After it appeared on the Nolensville Planning Commission agenda last week, a developer invited Nolensville residents and community members to a Town Hall Tuesday night to discuss plans for a newly-proposed mixed-use development called Southwalk.
With concerns spanning more than an hour of discussion, planning commissioners deferred the proposed development to the June 11 Planning Commission meeting.
Entrepreneur and developer Matthew Chilvers of Chilvers Properties explained Tuesday that he thinks there was some “shock factor” when he initially presented the concept to the planning commission.
“They’ve never seen anything like this, it’s brand new,” Chilvers said.
Southwalk was inspired by the shopping and town centers which Chilvers said he saw during trips to Italy. The development is proposed for land north of Brittain Plaza and south of Haley Industrial Park on Nolensville Road.
On Chilvers’ team are Michael Dewey of Dewey Engineering and Steve Durden of Durden Architecture. A traffic study was conducted as part of the conceptual planning for Southwalk, which can be read here.
“Originally I was going to develop just like everyone else develops in Nolensville,” Chilvers said. “Put in a strip mall and we were going to develop the back of the property with some office and warehouse type of use. But we were thinking about Italy and wandering through Italy…[and] we really were excited about that kind of lifestyle.”
Chilvers said along with his engineer, architect and subcontractors, his wife Julie had also been involved in the development plans along the way. The pedestrian-oriented development would include retail shops, restaurants, offices and residential space all centered around a multi-use plaza, roughly the size of a half football field.
Though it is still in a conceptual phase, Chilvers has big ideas for the space. The uses he sees for the plaza area include community events, live music and even a seasonal ice-skating rink.
Though he says it may sound “far fetched,” Chilvers says an ice skating rink is doable, and his team has already leveled the plaza area out in designs.
The total proposed development — which can be viewed here —would encompass 1,179,856 square-feet or more than 27 acres.
Of the total development, 983,382 square feet — more than 22 acres — is listed on the concept plan’s residential unit density calculation as “dedicated to residential use.” The calculation is meant to show the plan’s proposed residential units per acre, but Chilvers says it is a bit misleading for this type of development.
Chilvers clarified that the density calculation and phrase “dedicated to residential use” has caused some confusion.

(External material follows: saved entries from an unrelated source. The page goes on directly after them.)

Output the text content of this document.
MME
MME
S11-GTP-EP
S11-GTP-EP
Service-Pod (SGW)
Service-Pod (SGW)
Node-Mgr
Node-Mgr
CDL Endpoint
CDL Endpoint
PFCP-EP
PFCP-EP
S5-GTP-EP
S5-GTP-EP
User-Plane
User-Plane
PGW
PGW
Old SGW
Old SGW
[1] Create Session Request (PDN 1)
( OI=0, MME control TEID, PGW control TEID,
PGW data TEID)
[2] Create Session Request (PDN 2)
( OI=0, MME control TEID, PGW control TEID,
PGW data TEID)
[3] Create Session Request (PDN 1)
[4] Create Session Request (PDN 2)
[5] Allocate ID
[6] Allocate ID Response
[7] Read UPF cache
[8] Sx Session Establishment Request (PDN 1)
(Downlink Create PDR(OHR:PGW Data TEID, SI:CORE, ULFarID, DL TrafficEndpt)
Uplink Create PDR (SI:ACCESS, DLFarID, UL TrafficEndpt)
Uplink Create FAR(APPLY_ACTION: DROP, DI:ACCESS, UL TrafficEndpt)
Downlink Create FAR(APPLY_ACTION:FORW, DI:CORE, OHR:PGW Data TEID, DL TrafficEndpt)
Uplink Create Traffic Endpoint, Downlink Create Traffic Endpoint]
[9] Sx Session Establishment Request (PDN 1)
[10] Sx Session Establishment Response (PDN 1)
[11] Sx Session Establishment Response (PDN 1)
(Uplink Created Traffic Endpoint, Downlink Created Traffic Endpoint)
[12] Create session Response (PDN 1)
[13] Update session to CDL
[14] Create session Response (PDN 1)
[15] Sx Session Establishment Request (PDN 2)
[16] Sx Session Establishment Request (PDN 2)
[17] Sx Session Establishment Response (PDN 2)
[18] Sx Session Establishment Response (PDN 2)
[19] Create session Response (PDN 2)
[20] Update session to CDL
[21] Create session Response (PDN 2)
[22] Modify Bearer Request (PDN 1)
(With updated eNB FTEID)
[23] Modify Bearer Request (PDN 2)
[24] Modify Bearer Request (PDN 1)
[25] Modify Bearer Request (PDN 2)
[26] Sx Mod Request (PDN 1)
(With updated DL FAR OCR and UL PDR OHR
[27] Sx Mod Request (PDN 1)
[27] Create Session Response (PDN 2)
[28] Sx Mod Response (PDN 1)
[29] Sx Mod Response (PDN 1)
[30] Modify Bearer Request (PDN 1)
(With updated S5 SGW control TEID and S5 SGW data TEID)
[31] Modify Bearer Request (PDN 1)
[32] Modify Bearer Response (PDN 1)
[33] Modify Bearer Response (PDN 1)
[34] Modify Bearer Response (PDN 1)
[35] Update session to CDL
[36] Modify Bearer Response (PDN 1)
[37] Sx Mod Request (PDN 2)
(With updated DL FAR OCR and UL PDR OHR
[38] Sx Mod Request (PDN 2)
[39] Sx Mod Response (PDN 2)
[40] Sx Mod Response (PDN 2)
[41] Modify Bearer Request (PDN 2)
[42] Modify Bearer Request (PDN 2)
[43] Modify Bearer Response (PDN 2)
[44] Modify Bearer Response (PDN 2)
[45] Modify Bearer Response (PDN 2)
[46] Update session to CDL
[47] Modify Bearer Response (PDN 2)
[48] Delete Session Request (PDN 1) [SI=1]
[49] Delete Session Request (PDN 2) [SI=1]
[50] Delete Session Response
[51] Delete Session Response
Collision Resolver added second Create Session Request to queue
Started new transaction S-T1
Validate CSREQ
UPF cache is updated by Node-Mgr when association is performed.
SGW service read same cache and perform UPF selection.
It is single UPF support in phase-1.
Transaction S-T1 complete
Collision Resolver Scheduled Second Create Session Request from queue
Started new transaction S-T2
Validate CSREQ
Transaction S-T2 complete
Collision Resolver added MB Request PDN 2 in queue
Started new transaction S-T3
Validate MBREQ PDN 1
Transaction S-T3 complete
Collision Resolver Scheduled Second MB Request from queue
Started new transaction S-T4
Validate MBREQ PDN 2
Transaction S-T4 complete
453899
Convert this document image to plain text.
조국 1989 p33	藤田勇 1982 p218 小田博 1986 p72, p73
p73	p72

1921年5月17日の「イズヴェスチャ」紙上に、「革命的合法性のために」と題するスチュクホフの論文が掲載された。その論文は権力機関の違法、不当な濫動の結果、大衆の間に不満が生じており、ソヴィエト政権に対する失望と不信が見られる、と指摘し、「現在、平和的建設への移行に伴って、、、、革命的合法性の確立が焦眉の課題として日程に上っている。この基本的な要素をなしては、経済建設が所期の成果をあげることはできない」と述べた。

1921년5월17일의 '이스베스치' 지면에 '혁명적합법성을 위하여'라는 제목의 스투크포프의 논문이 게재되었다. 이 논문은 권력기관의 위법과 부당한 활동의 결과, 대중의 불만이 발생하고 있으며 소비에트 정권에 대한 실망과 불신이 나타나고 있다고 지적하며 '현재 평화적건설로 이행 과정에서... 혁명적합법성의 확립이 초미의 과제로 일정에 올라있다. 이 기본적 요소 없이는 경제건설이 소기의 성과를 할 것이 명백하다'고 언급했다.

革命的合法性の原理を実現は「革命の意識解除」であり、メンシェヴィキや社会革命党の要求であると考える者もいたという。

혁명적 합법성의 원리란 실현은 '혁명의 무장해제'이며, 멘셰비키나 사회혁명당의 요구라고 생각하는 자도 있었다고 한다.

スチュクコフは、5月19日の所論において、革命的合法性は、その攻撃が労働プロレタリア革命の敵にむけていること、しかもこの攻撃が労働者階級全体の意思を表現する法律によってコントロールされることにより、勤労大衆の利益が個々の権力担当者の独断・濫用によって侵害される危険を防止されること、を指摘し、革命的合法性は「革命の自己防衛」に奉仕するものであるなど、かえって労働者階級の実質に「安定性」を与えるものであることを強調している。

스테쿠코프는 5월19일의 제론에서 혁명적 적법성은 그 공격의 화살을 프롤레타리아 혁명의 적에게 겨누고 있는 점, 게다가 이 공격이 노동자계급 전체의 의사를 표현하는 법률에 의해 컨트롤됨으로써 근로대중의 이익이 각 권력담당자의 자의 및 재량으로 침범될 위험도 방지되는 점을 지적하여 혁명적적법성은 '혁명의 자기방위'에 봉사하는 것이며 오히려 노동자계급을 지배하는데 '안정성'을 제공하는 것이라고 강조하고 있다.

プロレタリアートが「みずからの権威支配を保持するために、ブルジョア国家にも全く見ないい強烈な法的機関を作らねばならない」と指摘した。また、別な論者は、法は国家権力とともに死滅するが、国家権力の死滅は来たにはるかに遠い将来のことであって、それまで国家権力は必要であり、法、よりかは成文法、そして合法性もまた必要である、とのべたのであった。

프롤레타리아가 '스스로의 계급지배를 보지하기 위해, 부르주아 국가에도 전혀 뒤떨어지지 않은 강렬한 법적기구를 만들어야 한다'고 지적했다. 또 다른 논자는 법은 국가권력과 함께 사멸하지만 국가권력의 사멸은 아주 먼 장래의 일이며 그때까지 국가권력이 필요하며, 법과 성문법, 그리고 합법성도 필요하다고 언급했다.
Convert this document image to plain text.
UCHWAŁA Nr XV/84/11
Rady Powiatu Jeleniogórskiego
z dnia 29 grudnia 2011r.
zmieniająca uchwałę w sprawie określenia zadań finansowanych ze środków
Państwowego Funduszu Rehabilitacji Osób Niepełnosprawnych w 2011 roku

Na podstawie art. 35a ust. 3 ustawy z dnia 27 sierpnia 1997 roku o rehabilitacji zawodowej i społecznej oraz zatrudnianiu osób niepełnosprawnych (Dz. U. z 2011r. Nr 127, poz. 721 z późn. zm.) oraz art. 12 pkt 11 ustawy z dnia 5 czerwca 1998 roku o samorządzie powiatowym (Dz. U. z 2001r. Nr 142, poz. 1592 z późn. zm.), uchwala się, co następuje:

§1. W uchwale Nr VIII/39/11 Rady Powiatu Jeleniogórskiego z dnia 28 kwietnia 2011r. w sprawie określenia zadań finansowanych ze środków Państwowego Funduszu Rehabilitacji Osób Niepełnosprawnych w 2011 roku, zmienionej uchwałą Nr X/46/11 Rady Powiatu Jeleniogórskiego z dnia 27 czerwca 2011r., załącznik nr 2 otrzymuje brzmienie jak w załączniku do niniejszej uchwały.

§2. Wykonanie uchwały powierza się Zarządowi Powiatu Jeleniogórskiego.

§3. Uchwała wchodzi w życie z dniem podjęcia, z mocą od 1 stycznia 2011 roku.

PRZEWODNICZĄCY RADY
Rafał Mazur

The calculation, he said Thursday, includes the town homes (100% residential) as well as the mixed-use portions (residential and commercial).
“It almost looks like there’s 22 acres of residential [use] and five acres of commercial [use], when it really is 22 acres of residential [use] and commercial [use] together and five acres of commercial alone,” Chilvers said.
In other words, the parts of the development which will be used for both commercial and residential spaces must all be included in the residential density calculation because they will contain some residential space. But that doesn’t mean a full 22 acres will be devoted solely to residential use, Chilvers explained.
The construction schedule showed seven phases of the build, which is not estimated to reach completion until 2027.
During the lengthy discussion with planning commissioners on May 13, several commissioners stated that the town of Nolensville needed more commercial development. Chilvers mentioned this need as he addressed the community.
“Doing a mixed-use development in Nolensville will help the town’s budget. Everybody knows that the town needs more services, our volunteer fire department is going to have to be paid at some point, you know, [we’re] just a growing community,” Chilvers said. “And these things cost money. More police, more fire and emergency vehicles, the things that cities and towns have to have [must] be funded by something.”
Chilvers said the careful planning that can go into mixed-use development helps a developing town from becoming “anywhere USA,” or several strip malls with little variety.
“I don’t think that’s the best thing for Nolensville,” Chilvers said. “The best plan is to plan it out, make it beautiful, make it something special for Nolensville. And that’s what we’re doing.”
Alderman Derek Adams recorded Chilvers’ presentation to residents at the Town Hall Tuesday, which can be viewed here.
Before Southwalk could be developed, it needs the stamp of approval from the Planning Commission and the Board of Mayor and Aldermen (BOMA). In order to begin that process, Chilvers will have to take revised plans before the Planning Commission and achieve its approval before the plans can be presented to BOMA, which will require a first and second reading as well as a formal public hearing.
The next Planning Commission meeting is scheduled for June 11 at 7 p.m. at Town Hall in Nolensville.